SoundCloud has the largest catalogue of music with well over 100 million songs to choose from, we are really spoilt for choice. The beauty behind SoundCloud has to be the amount of different undiscovered artists that use it to distribute their music.
Nowadays it seems like third person has a link to their SoundCloud in their Twitter bios. This should show you how important this service is, especially for the underground artists.
Streaming services are always looking to keep their environments fresh and new so they vigilantly hunt for new talent on a daily basis. The next big thing is just as important as having the latest artists on their services.
This exposes us to bands and artists that we might never have encountered with the previous models of music consumption. A simple playlist can change an artist’s life for the better. Who knows where that exposure could take them?
We are incredibly spoilt for choice when it comes to streaming services. Sometimes a switch is necessary for one reason or the other. If we think about moving anything from one place to another, it already sounds exhausting and laborious.

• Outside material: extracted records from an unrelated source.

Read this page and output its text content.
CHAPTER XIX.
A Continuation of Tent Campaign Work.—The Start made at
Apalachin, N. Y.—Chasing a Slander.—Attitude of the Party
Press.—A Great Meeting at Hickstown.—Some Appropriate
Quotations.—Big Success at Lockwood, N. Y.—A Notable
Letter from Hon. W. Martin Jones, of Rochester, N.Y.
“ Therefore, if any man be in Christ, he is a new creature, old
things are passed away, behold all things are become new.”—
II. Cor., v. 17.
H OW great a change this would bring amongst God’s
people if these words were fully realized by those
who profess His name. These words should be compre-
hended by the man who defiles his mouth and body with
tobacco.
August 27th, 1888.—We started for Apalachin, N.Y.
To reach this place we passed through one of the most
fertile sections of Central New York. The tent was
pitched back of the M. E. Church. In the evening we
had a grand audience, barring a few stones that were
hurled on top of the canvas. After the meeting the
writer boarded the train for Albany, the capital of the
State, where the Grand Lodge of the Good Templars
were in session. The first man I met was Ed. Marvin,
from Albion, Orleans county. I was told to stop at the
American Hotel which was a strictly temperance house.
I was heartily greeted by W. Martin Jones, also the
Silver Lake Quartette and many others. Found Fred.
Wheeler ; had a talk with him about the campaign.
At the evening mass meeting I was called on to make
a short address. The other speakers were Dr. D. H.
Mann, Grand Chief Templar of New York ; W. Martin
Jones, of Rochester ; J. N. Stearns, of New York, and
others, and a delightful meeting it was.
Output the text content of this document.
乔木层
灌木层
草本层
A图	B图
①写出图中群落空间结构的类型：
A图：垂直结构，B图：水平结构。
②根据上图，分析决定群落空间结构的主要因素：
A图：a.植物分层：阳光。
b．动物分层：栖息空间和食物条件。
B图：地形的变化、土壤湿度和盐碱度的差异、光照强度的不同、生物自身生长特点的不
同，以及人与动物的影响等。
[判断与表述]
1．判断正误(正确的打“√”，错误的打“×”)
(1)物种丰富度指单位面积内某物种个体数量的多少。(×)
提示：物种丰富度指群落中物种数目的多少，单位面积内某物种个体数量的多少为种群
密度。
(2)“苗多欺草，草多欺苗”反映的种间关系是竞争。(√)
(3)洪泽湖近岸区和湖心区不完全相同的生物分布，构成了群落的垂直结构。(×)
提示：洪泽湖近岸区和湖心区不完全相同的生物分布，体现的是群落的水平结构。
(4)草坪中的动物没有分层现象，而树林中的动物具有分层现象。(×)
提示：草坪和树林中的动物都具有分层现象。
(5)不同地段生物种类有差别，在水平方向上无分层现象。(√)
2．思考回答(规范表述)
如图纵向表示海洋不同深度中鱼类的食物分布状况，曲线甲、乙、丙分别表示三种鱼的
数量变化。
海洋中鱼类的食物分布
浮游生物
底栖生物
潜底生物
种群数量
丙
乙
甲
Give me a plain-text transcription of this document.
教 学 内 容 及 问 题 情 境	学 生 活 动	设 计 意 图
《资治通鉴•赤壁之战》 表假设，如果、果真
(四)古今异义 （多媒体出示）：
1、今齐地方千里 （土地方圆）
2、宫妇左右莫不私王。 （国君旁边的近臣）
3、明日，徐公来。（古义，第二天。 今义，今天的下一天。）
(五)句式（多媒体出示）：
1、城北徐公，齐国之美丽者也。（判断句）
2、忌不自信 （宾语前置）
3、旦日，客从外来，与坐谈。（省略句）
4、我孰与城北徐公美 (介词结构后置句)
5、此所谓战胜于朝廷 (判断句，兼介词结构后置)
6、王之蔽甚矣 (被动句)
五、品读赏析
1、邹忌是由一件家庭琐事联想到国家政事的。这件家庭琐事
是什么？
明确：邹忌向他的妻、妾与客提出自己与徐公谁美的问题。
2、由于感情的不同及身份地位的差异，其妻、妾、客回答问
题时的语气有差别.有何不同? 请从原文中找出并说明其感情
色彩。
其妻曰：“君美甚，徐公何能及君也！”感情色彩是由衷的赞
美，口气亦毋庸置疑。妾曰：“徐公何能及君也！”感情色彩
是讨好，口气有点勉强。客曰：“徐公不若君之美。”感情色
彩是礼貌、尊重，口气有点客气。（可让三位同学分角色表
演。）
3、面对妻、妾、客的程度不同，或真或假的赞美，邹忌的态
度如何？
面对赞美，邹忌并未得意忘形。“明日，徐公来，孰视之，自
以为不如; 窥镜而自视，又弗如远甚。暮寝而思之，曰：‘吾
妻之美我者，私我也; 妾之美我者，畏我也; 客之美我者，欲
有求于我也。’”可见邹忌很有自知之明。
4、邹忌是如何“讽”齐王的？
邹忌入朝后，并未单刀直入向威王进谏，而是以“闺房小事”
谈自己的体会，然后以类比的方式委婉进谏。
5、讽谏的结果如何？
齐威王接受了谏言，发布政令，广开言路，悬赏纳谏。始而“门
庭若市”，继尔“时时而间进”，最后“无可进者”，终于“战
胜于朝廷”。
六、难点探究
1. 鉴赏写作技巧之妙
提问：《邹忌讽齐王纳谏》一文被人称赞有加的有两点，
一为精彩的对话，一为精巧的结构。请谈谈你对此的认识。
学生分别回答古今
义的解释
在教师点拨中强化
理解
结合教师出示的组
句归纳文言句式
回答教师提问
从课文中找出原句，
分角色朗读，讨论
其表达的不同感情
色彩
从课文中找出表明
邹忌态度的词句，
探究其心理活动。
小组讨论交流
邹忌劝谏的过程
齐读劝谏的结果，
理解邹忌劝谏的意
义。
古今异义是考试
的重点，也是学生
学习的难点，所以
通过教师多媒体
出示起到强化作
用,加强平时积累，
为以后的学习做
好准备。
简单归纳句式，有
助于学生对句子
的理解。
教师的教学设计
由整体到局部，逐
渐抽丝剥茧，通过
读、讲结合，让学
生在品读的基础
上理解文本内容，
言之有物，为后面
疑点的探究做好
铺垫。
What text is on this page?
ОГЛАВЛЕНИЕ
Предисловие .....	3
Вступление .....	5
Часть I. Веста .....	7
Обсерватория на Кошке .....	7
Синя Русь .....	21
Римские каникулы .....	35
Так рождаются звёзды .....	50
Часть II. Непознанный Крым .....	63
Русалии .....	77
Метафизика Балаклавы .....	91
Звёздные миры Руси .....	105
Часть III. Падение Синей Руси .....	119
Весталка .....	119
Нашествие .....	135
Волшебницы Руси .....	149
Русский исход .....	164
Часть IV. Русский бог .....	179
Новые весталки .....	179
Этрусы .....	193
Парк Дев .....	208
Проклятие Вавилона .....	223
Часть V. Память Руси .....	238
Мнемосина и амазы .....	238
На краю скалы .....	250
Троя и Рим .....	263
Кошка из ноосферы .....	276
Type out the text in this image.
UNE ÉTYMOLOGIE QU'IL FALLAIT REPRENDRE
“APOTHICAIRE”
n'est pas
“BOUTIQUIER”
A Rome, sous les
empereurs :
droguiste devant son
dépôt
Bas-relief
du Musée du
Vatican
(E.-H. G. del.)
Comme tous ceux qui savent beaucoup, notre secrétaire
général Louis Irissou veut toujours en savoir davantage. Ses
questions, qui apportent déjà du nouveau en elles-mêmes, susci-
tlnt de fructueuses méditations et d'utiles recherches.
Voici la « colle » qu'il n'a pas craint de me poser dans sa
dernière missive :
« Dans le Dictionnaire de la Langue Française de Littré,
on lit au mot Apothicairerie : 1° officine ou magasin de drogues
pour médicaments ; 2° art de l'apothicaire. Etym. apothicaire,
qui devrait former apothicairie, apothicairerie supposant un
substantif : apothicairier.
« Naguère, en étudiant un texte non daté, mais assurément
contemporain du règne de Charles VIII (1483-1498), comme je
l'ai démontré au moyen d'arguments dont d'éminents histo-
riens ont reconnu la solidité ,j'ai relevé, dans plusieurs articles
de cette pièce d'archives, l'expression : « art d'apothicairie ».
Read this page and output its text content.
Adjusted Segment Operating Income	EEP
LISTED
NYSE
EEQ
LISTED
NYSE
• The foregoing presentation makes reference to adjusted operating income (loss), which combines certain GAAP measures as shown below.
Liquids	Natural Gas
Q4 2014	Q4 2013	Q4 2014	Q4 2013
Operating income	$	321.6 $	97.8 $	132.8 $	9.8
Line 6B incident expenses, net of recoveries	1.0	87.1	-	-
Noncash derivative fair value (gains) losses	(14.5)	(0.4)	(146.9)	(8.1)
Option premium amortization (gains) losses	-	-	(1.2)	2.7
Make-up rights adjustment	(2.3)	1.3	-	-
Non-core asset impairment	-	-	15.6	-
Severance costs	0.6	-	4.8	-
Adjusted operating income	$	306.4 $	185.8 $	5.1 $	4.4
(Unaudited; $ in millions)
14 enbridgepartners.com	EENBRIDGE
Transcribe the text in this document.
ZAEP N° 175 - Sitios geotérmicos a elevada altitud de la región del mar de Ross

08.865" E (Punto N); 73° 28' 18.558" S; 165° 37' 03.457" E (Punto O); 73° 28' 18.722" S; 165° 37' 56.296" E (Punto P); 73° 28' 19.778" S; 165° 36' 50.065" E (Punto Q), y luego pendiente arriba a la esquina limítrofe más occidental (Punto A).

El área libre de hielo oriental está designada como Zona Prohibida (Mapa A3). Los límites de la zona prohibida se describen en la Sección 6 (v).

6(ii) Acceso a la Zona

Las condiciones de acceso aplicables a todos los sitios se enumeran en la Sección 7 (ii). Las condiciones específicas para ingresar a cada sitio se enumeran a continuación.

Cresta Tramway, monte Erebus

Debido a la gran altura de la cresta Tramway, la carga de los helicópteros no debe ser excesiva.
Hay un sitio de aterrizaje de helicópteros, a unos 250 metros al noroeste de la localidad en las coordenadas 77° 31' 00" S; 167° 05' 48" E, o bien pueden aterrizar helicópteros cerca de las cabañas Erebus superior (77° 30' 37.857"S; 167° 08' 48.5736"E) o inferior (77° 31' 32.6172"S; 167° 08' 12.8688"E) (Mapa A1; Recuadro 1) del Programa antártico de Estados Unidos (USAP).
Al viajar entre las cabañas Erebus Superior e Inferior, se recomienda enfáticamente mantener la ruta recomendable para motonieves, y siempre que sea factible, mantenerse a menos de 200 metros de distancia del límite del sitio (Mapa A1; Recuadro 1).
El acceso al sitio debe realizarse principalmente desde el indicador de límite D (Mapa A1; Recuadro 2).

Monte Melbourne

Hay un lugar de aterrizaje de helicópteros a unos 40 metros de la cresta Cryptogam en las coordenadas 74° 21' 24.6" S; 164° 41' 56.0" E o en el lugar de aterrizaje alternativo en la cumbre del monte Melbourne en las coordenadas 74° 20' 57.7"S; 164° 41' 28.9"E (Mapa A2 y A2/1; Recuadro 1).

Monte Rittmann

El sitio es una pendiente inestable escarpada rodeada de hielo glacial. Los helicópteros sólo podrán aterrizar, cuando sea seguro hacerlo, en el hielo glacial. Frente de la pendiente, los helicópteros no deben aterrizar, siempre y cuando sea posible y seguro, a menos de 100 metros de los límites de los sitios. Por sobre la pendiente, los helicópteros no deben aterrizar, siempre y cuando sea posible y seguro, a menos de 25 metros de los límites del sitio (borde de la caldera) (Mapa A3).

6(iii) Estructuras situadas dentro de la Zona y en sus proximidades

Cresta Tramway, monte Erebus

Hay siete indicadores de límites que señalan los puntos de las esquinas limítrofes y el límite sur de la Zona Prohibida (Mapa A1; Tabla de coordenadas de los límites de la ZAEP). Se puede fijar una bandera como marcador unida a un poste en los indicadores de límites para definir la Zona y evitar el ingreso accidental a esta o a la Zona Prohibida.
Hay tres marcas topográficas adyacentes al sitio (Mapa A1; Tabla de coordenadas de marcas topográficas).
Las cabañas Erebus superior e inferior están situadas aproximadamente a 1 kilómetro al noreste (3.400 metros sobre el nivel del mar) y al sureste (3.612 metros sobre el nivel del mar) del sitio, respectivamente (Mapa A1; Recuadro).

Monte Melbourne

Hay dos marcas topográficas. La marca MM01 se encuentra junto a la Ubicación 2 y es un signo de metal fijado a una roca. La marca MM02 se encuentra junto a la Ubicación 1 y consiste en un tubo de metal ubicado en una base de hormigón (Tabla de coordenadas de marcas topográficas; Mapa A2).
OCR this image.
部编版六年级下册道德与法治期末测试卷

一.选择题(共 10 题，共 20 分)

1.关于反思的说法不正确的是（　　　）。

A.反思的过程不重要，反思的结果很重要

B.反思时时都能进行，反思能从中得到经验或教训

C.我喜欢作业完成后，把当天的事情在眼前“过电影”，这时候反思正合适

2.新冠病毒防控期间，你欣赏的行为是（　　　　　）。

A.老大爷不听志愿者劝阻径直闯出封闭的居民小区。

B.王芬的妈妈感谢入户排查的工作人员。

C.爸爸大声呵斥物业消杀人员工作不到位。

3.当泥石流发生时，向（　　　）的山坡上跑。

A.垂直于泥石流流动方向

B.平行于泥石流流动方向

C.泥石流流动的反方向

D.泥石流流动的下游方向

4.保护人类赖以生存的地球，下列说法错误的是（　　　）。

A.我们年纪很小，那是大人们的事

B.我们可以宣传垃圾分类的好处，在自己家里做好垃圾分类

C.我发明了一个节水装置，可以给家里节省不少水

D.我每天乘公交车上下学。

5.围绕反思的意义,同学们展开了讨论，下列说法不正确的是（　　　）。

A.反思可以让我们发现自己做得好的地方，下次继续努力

Some clever people have spotted this need for movers and have developed an application that allows us to move our libraries from one service to the next. The next time you want to move from or to a service like Google Play Music then you should think of the MusConv tool.
It has proven to be quite difficult for some people to transfer their streaming success into cutting a market for themselves and the elusive status of ‘household name’ is proving to be just that for some of these artists.
As great as streaming is, we must realize that it is not exempt from the one hit wonder phenomenon. Some artists were just destined to make one song that is loved by all and trying to replicate or deviate from that would do nothing but cement it.
Some artists have decided to boycott or window certain streaming services because of the money. These artists are big enough to make people take notice of their woes. The problem is that they often have teams of writers and record labels to pay off before they even get their cut and that can cause a lot of problems for them.
These artists have garnered enough of a following that they can afford to pull their music from these streaming services. For other artists, however, they can’t afford to remove themselves from the place where the consumers are. Being on a streaming service doesn’t guarantee success but it sure makes it easier to come by.
Spotify alone has about 140 million active users. These are people that are clearly interested in music. Removing yourself from such a platform could prove detrimental to your career. Well unless you’re Taylor Swift of course.